By the time he finished, she was rousing, stretching, and then frowning. “I fell asleep. Jeez.”
“Well, you’re supposed to be resting, so that’s probably a good thing.”
“I want to go outside, check on Sundance.”
“I kind of thought you’d laze around the house all day—”
“Not sure it’s in me. Come on, we can discuss terms on the way.”
“Terms.”
“You should be getting something for this. A paycheck, some samolians, you know. Cold, hard cash.” She went to the door and stepped into her tall brown boots.
She took her hat from a peg by the door, plopped it on her head, then winced and took it right off again.
When she replaced it, she did so more carefully.
Willow in a cowboy hat had an effect on him such as few things ever had. His heart skipped, he lost his words, and his train of thought jumped plumb off the track. Happened every time he saw her in one.

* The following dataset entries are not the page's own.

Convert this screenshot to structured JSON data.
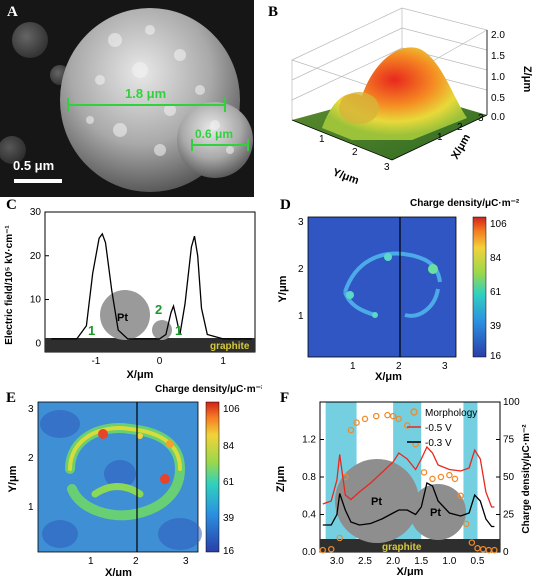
{
  "figure": {
    "panels": {
      "A": {
        "label": "A",
        "measure_1": "1.8 μm",
        "measure_2": "0.6 μm",
        "scale_bar": "0.5 μm"
      },
      "B": {
        "label": "B",
        "zlabel": "Z/μm",
        "ylabel": "Y/μm",
        "xlabel": "X/μm",
        "z_ticks": [
          "2.0",
          "1.5",
          "1.0",
          "0.5",
          "0.0"
        ],
        "y_ticks": [
          "1",
          "2",
          "3"
        ],
        "x_ticks": [
          "1",
          "2",
          "3"
        ]
      },
      "C": {
        "label": "C",
        "ylabel": "Electric field/10⁵ kV·cm⁻¹",
        "xlabel": "X/μm",
        "particle_label": "Pt",
        "regions": [
          "1",
          "2",
          "1"
        ],
        "substrate": "graphite"
      },
      "D": {
        "label": "D",
        "colorbar_title": "Charge density/μC·m⁻²",
        "colorbar_ticks": [
          "106",
          "84",
          "61",
          "39",
          "16"
        ],
        "ylabel": "Y/μm",
        "xlabel": "X/μm"
      },
      "E": {
        "label": "E",
        "colorbar_title": "Charge density/μC·m⁻²",
        "colorbar_ticks": [
          "106",
          "84",
          "61",
          "39",
          "16"
        ],
        "ylabel": "Y/μm",
        "xlabel": "X/μm"
      },
      "F": {
        "label": "F",
        "ylabel_left": "Z/μm",
        "ylabel_right": "Charge density/μC·m⁻²",
        "xlabel": "X/μm",
        "legend": [
          "Morphology",
          "-0.5 V",
          "-0.3 V"
        ],
        "particle_labels": [
          "Pt",
          "Pt"
        ],
        "substrate": "graphite"
      }
    }
  },
  "chart_data": [
    {
      "type": "line",
      "panel": "C",
      "xlabel": "X/μm",
      "ylabel": "Electric field/10⁵ kV·cm⁻¹",
      "xlim": [
        -1.8,
        1.5
      ],
      "ylim": [
        -2,
        30
      ],
      "x_ticks": [
        -1,
        0,
        1
      ],
      "y_ticks": [
        0,
        10,
        20,
        30
      ],
      "series": [
        {
          "x": [
            -1.7,
            -1.3,
            -1.15,
            -1.05,
            -0.95,
            -0.9,
            -0.85,
            -0.75,
            -0.65,
            -0.5,
            -0.3,
            0,
            0.1,
            0.18,
            0.22,
            0.26,
            0.32,
            0.4,
            0.5,
            0.55,
            0.6,
            0.66,
            0.75,
            1.0,
            1.45
          ],
          "y": [
            1,
            1,
            4,
            16,
            24,
            25,
            23,
            12,
            3,
            1,
            1,
            1,
            2,
            7,
            8.5,
            6,
            2,
            9,
            22,
            24.5,
            20,
            8,
            2,
            1,
            1
          ]
        }
      ]
    },
    {
      "type": "line",
      "panel": "F",
      "xlabel": "X/μm",
      "ylabel": "Z/μm",
      "xlim": [
        3.3,
        0.1
      ],
      "ylim": [
        0,
        1.6
      ],
      "x_ticks": [
        3.0,
        2.5,
        2.0,
        1.5,
        1.0,
        0.5
      ],
      "y_ticks": [
        0.0,
        0.4,
        0.8,
        1.2
      ],
      "y2lim": [
        0,
        100
      ],
      "y2_ticks": [
        0,
        25,
        50,
        75,
        100
      ],
      "series": [
        {
          "name": "Morphology",
          "x": [
            3.25,
            3.1,
            2.95,
            2.85,
            2.75,
            2.65,
            2.5,
            2.3,
            2.1,
            2.0,
            1.9,
            1.75,
            1.6,
            1.45,
            1.3,
            1.15,
            1.0,
            0.9,
            0.8,
            0.7,
            0.6,
            0.5,
            0.4,
            0.3,
            0.2
          ],
          "y": [
            0.02,
            0.03,
            0.15,
            0.8,
            1.3,
            1.38,
            1.42,
            1.45,
            1.46,
            1.45,
            1.42,
            1.35,
            1.15,
            0.85,
            0.78,
            0.8,
            0.82,
            0.78,
            0.6,
            0.3,
            0.1,
            0.04,
            0.03,
            0.02,
            0.02
          ]
        },
        {
          "name": "-0.5 V",
          "x": [
            3.25,
            3.1,
            3.0,
            2.95,
            2.85,
            2.75,
            2.6,
            2.4,
            2.2,
            2.0,
            1.9,
            1.75,
            1.6,
            1.5,
            1.4,
            1.3,
            1.2,
            1.0,
            0.8,
            0.65,
            0.55,
            0.45,
            0.35,
            0.25,
            0.2
          ],
          "y": [
            32,
            34,
            48,
            65,
            38,
            35,
            40,
            46,
            53,
            60,
            66,
            62,
            55,
            62,
            70,
            66,
            58,
            55,
            54,
            56,
            68,
            62,
            40,
            30,
            30
          ]
        },
        {
          "name": "-0.3 V",
          "x": [
            3.25,
            3.1,
            3.0,
            2.95,
            2.85,
            2.75,
            2.6,
            2.4,
            2.2,
            2.0,
            1.9,
            1.75,
            1.6,
            1.5,
            1.4,
            1.3,
            1.2,
            1.0,
            0.8,
            0.65,
            0.55,
            0.45,
            0.35,
            0.25,
            0.2
          ],
          "y": [
            18,
            18,
            25,
            39,
            28,
            20,
            18,
            19,
            22,
            26,
            28,
            28,
            25,
            30,
            46,
            44,
            34,
            26,
            24,
            26,
            38,
            34,
            22,
            17,
            17
          ]
        }
      ]
    }
  ]
}
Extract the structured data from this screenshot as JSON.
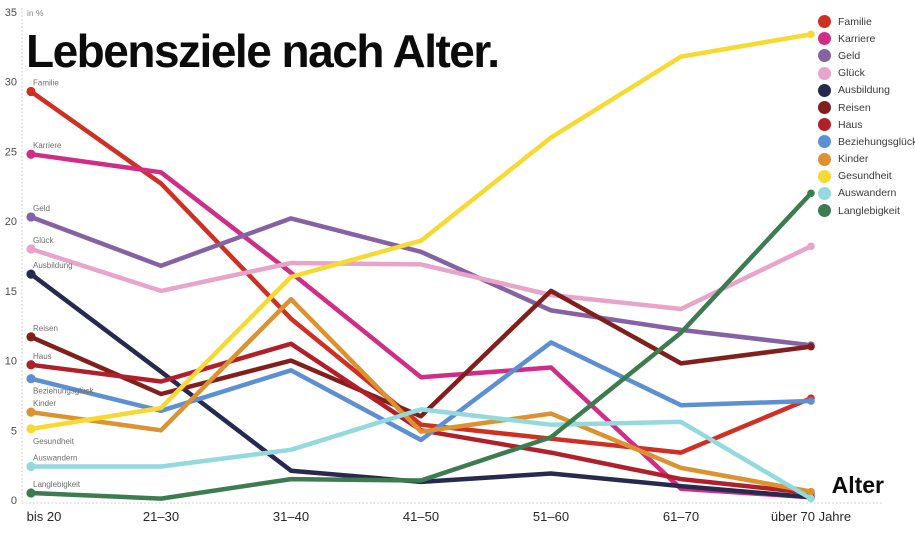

“You comin’?” she asked, opening the door.
“Can Beans come?”
She tilted her head, then pressed a hand to it, but didn’t acknowledge anything wrong. “It’s probably good to expose him to all sorts of other animals as a pup. Just bring a leash, I don’t want him spookin’ the horses.”
“C’mon, boy.” He put on his boots, and took his hat off the peg. Beans’ leash was hanging underneath it.
“That’s a big collar for a pup,” she said. “Then again, he’s a big pup.”
“Vet says he’ll need a calf collar when he’s grown.”
“A calf collar!”
He slid the collar over the pup’s head. It hung a little loosely. “It’s kind of fun watching him grow. Seems he’s bigger every morning than he was the night before."
“I still think he’s gonna need a saddle one day.”
They walked away from Willow’s little cottage and down the walkway to the drive.
It forked right toward the road and her parents’ house, and left toward the stable.
They went left. Beans was practically dancing, stopping to sniff every few steps.
Eventually, the stable came into sight, where they trained and boarded horses and raised thoroughbreds.
Stretching out from either side and rolling behind the stable were meadows where the animals grazed. As they drew closer, the pup noticed the horses, and the horses noticed the pup.
Sundance came toward them limping a little, his foreleg wrapped. “Hello Sundance. Are you okay, boy?”